Wireless power connector system, according to claim 11 or 12, wherein, at the first and second mating end, the cross-sections of the magnetic core(s) of the at least one wireless power connector correspond to the cross-sections of the magnetic cores of the second and third connector at their respective facing ends, or
at the first and second mating end, the cross-sections of the magnetic core(s) of the at least one wireless power connector correspond to the cross-sections of the magnetic cores of the second connector and of the terminating element at their respective facing ends.
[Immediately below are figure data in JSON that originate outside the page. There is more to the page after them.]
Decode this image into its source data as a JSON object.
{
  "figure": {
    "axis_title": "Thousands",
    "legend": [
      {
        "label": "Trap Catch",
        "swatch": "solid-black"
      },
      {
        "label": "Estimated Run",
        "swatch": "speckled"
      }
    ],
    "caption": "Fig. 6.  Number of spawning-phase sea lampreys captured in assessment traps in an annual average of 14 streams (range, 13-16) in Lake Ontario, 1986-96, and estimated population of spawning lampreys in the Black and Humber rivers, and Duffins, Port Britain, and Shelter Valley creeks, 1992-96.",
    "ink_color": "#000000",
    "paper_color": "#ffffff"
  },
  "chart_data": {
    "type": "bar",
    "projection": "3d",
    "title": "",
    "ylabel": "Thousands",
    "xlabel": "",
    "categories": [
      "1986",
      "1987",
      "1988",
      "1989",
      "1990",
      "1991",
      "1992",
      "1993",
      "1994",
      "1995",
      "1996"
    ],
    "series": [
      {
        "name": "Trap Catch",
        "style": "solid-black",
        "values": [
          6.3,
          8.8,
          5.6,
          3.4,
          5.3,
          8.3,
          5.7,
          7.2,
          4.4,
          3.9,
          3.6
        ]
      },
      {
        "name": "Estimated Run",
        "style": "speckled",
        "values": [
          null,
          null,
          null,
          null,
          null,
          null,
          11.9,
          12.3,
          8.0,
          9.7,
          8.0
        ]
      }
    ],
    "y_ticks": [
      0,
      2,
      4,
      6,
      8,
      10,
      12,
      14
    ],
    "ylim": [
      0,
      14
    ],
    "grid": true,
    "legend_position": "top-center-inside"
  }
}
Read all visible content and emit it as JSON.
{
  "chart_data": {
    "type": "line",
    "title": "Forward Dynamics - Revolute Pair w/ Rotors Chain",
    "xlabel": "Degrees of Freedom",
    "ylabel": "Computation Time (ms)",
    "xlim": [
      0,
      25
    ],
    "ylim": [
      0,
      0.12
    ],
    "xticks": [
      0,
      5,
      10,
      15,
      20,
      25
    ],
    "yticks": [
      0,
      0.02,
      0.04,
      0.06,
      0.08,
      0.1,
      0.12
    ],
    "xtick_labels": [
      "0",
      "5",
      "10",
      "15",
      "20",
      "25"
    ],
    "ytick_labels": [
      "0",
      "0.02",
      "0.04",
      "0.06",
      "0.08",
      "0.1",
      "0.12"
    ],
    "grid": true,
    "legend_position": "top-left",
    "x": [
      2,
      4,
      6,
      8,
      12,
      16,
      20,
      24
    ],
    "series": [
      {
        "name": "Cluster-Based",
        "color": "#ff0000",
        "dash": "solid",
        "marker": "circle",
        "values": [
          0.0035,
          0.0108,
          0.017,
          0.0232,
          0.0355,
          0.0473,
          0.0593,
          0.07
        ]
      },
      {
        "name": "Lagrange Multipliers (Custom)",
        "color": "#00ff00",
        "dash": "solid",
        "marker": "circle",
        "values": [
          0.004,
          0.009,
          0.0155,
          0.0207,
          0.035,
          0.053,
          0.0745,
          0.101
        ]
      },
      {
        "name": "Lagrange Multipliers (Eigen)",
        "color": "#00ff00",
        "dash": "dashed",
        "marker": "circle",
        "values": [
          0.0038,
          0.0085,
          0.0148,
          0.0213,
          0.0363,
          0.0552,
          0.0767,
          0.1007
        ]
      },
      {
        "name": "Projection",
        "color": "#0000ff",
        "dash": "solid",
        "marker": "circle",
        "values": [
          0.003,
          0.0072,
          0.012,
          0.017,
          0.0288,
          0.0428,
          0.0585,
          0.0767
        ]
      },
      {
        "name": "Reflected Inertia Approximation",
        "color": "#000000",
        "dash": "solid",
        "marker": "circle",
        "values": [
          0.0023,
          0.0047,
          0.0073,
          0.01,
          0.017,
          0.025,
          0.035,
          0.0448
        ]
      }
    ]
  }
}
Wireless power connector system, according to one of claims 11 to 13, wherein the magnetic core(s) of the at least one wireless power connector abuts the respective magnetic cores of the second and third connector or of the second connector and the terminating element at the first and second mating end, when the second and third connector or the second connector and the terminating element are respectively connected to the first and the second mating end of the at least one wireless power connector.